Le lundi 5 juillet 1999


Les chromés
Pierre Foglia, La Presse, Tour de France

Le Tour de France, c'est une semaine de trop : la première. Le tour se joue dans les contre-la-montre et dans les montagnes. La première semaine est une concession faite à une race de coureurs un peu particulière, une race d'extravagants extravertis: les sprinters. Les sprinters sont les rapers du vélo, les nègres chromés de ce sport entièrement blanc.

La première semaine du Tour de France, c'est la semaine Cipollini, le dandy magnifique. Je ne sais pas pourquoi il n'a pas gagné hier. Il devait être en train de regarder les filles. Il gagnera demain ou après.

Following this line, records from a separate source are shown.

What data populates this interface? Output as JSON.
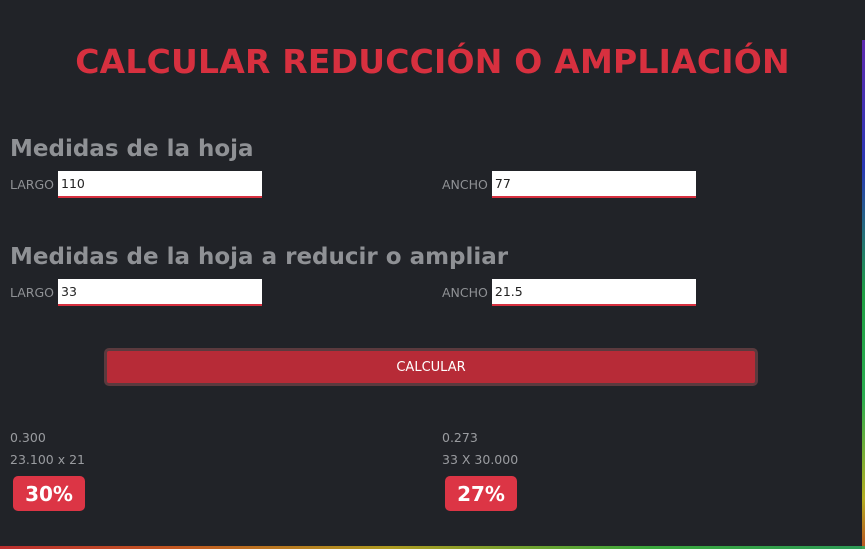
{
  "title": "CALCULAR REDUCCIÓN O AMPLIACIÓN",
  "sheet": {
    "heading": "Medidas de la hoja",
    "largo_label": "LARGO",
    "largo_value": "110",
    "ancho_label": "ANCHO",
    "ancho_value": "77"
  },
  "target": {
    "heading": "Medidas de la hoja a reducir o ampliar",
    "largo_label": "LARGO",
    "largo_value": "33",
    "ancho_label": "ANCHO",
    "ancho_value": "21.5"
  },
  "button": {
    "label": "CALCULAR"
  },
  "results": {
    "left": {
      "ratio": "0.300",
      "dimensions": "23.100 x 21",
      "percent": "30%"
    },
    "right": {
      "ratio": "0.273",
      "dimensions": "33 X 30.000",
      "percent": "27%"
    }
  },
  "colors": {
    "accent": "#d7303f",
    "background": "#212328",
    "button": "#b72b37",
    "badge": "#dc3545"
  }
}
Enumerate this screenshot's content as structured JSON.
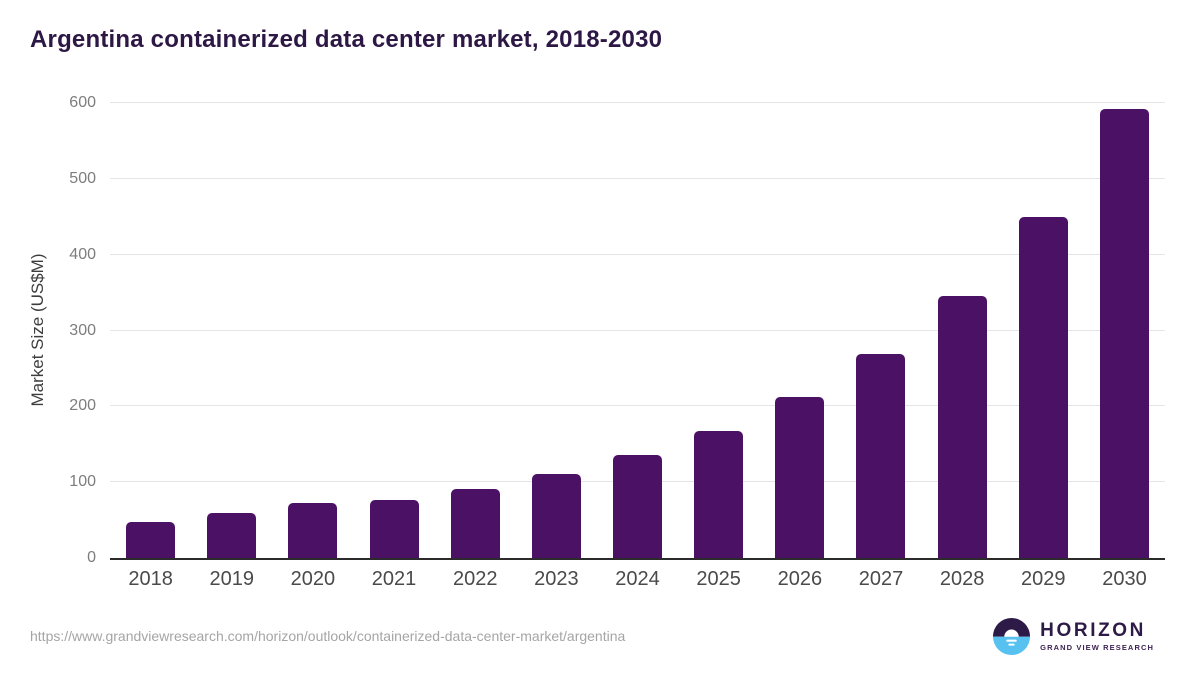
{
  "page": {
    "title": "Argentina containerized data center market, 2018-2030",
    "source_url": "https://www.grandviewresearch.com/horizon/outlook/containerized-data-center-market/argentina"
  },
  "logo": {
    "name": "HORIZON",
    "subtitle": "GRAND VIEW RESEARCH",
    "icon_top_color": "#2e1a47",
    "icon_bottom_color": "#57c1f0"
  },
  "chart_data": {
    "type": "bar",
    "title": "Argentina containerized data center market, 2018-2030",
    "categories": [
      "2018",
      "2019",
      "2020",
      "2021",
      "2022",
      "2023",
      "2024",
      "2025",
      "2026",
      "2027",
      "2028",
      "2029",
      "2030"
    ],
    "values": [
      48,
      60,
      72,
      77,
      91,
      111,
      136,
      168,
      212,
      269,
      345,
      450,
      592
    ],
    "xlabel": "",
    "ylabel": "Market Size (US$M)",
    "ylim": [
      0,
      600
    ],
    "yticks": [
      0,
      100,
      200,
      300,
      400,
      500,
      600
    ],
    "grid": true,
    "legend": false,
    "bar_color": "#4a1164",
    "gridline_color": "#e4e4e4",
    "axis_line_color": "#2b2b2b",
    "title_color": "#2d1845"
  }
}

Hier, à Challans, c'est le plus timide qui a gagné. Très original, la timidité, pour un sprinter. L'Estonien Jaan Kirsipuu est ce genre de sprinter qui se laisse emporter et ballotter par la houle furieuse des attaques du dernier kilomètre comme s'il se trouvait là par hasard. On ne le voit pas venir. S'il jouait au hockey il serait Michael Bossy, voyez le genre ? Il gagne toujours par un demi-centimètre à la dernière demi-seconde. Ça, ça fâche les autres ! Merde d'où il sort lui?

Il y en a un autre comme Kirsipuu dans le peloton, l'italien Nicola Minali. Mais le meilleur de tous les sprinters, je vous le répète, c'est Mario Cipollini. C'est lui qui va gagner aujourd'hui à Saint-Nazaire.

Ou alors ce sera le Belge Tom Steels, vainqueur de quatre étapes l'an dernier.

Ou alors l'Allemand Erik Zabel. Ou rebelote Kirsipuu, ce n'est pas impossible. Ou encore un de ces quatre-là: O'Grady, Minali, Martinello, McEwen.

Et si aucun de ceux-là ? J'aimerais bien. Ça voudra dire qu'il y aura eu une course, avant le dernier kilomètre.